Signed Prescription Fields

After signing, the PrescriptionDetail response includes:

Field	Type	Description
status	string	"signed"
signed_at	datetime	Timestamp when the prescription was signed
signed_by	UUID	UUID of the doctor who signed

---

Full Signing Workflow

1. Ensure validated status — transition through draft → pending_review → validated, providing valid_until on the validation step.

2. Run safety check — POST /v1/prescriptions/{id}/safety-check to detect interactions.

3. Acknowledge blocking interactions — POST /v1/prescriptions/{id}/interactions/acknowledge-all or acknowledge individually.

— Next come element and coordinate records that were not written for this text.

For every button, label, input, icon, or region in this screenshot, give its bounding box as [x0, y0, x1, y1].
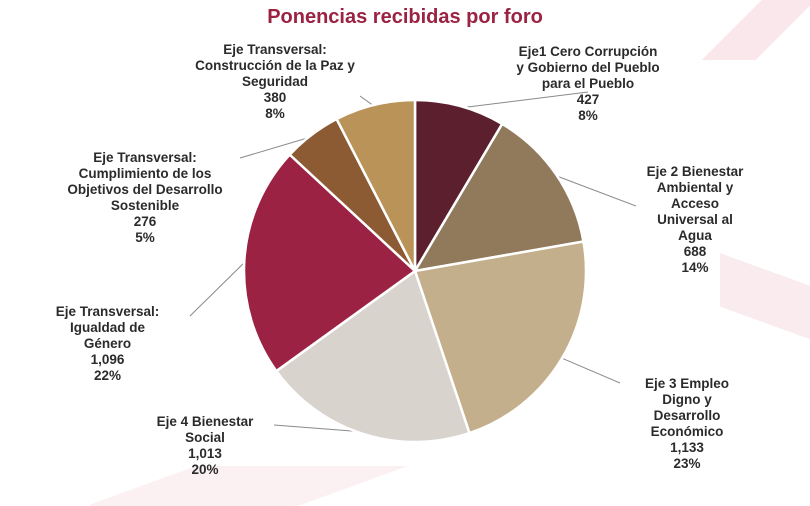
slice-value: 427 [576, 92, 600, 107]
slice-percent: 5% [135, 230, 155, 245]
pie-slice-paz-seguridad [334, 98, 417, 272]
slice-name-line: Económico [650, 424, 724, 439]
slice-name-line: Eje 3 Empleo [644, 376, 730, 391]
slice-name-line: Digno y [662, 392, 712, 407]
slice-name-line: Eje Transversal: [55, 304, 160, 319]
pie-slice-eje3 [413, 240, 588, 435]
slice-percent: 22% [93, 368, 122, 383]
slice-name-line: Eje 2 Bienestar [646, 164, 744, 179]
pie-slice-igualdad-genero [242, 152, 417, 373]
slice-name-line: Universal al [657, 212, 733, 227]
pie-slice-eje1 [413, 98, 504, 276]
slice-value: 688 [683, 244, 707, 259]
slice-value: 1,013 [188, 446, 222, 461]
slice-percent: 8% [265, 106, 285, 121]
slice-label-paz-seguridad: Eje Transversal: Construcción de la Paz y… [140, 42, 410, 122]
slice-name-line: Eje 4 Bienestar [156, 414, 254, 429]
background-decoration [90, 466, 510, 506]
leader-line-eje2 [553, 174, 637, 207]
slice-label-igualdad-genero: Eje Transversal: Igualdad de Género 1,096 22… [20, 304, 195, 384]
slice-name-line: Igualdad de [69, 320, 145, 335]
slice-label-desarrollo-sostenible: Eje Transversal: Cumplimiento de los Objet… [50, 150, 240, 246]
slice-name-line: Seguridad [241, 74, 308, 89]
slice-label-eje2: Eje 2 Bienestar Ambiental y Acceso Universa… [620, 164, 770, 276]
slice-name-line: Género [83, 336, 132, 351]
slice-percent: 8% [578, 108, 598, 123]
leader-line-eje4 [273, 424, 364, 433]
slice-percent: 23% [673, 456, 701, 471]
slice-name-line: Agua [678, 228, 712, 243]
slice-name-line: Eje Transversal: [93, 150, 197, 165]
slice-name-line: y Gobierno del Pueblo [516, 60, 660, 75]
slice-value: 380 [263, 90, 287, 105]
slice-percent: 20% [191, 462, 219, 477]
slice-label-eje4: Eje 4 Bienestar Social 1,013 20% [135, 414, 275, 478]
background-decoration [720, 240, 810, 360]
slice-name-line: Desarrollo [653, 408, 721, 423]
slice-label-eje3: Eje 3 Empleo Digno y Desarrollo Económico 1,… [617, 376, 757, 472]
slice-name-line: Construcción de la Paz y [195, 58, 355, 73]
slice-label-eje1: Eje1 Cero Corrupción y Gobierno del Puebl… [458, 44, 718, 124]
leader-line-desarrollo-sostenible [239, 135, 313, 159]
leader-line-eje3 [560, 356, 621, 384]
pie-slice-eje4 [274, 268, 472, 444]
slice-name-line: para el Pueblo [541, 76, 635, 91]
slice-name-line: Eje Transversal: [223, 42, 327, 57]
slice-name-line: Sostenible [110, 198, 180, 213]
leader-line-igualdad-genero [189, 260, 247, 317]
slice-value: 1,096 [90, 352, 125, 367]
slice-name-line: Objetivos del Desarrollo [67, 182, 223, 197]
background-decoration [690, 0, 810, 60]
leader-line-eje1 [459, 91, 589, 109]
slice-name-line: Social [185, 430, 225, 445]
slice-name-line: Eje1 Cero Corrupción [518, 44, 658, 59]
chart-title: Ponencias recibidas por foro [267, 6, 543, 28]
slice-name-line: Ambiental y [656, 180, 734, 195]
slice-percent: 14% [681, 260, 709, 275]
slice-value: 276 [133, 214, 157, 229]
pie-slice-eje2 [412, 122, 585, 273]
slice-name-line: Acceso [670, 196, 720, 211]
slice-name-line: Cumplimiento de los [78, 166, 212, 181]
slice-value: 1,133 [670, 440, 704, 455]
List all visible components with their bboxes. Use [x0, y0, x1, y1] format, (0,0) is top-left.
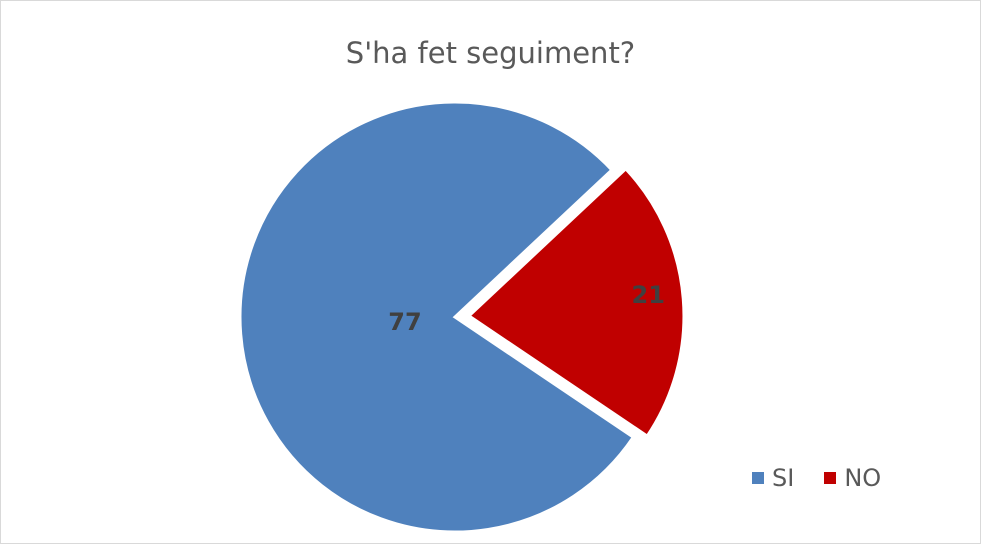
chart-title: S'ha fet seguiment?: [345, 36, 636, 70]
legend-swatch-si: [752, 472, 764, 484]
legend: SI NO: [752, 464, 911, 492]
data-label-si: 77: [388, 308, 421, 336]
legend-swatch-no: [824, 472, 837, 484]
pie-slice-no: [466, 166, 686, 439]
pie-slice-si: [238, 100, 636, 534]
legend-item-si: SI: [752, 464, 794, 492]
legend-item-no: NO: [824, 464, 881, 492]
legend-label-si: SI: [772, 464, 795, 492]
legend-label-no: NO: [844, 464, 882, 492]
data-label-no: 21: [632, 281, 665, 309]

4. Verify readiness — GET /v1/prescriptions/{id} and confirm can_sign: true.

5. Sign — PATCH /v1/prescriptions/{id}/status with {"status": "signed", "signed_by": "doctor-uuid"}.

Coming Soon

ICP-Brasil digital certificate integration (cryptographic signature binding to a certificate chain) is planned for a future release. The current implementation records the signing physician UUID and timestamp.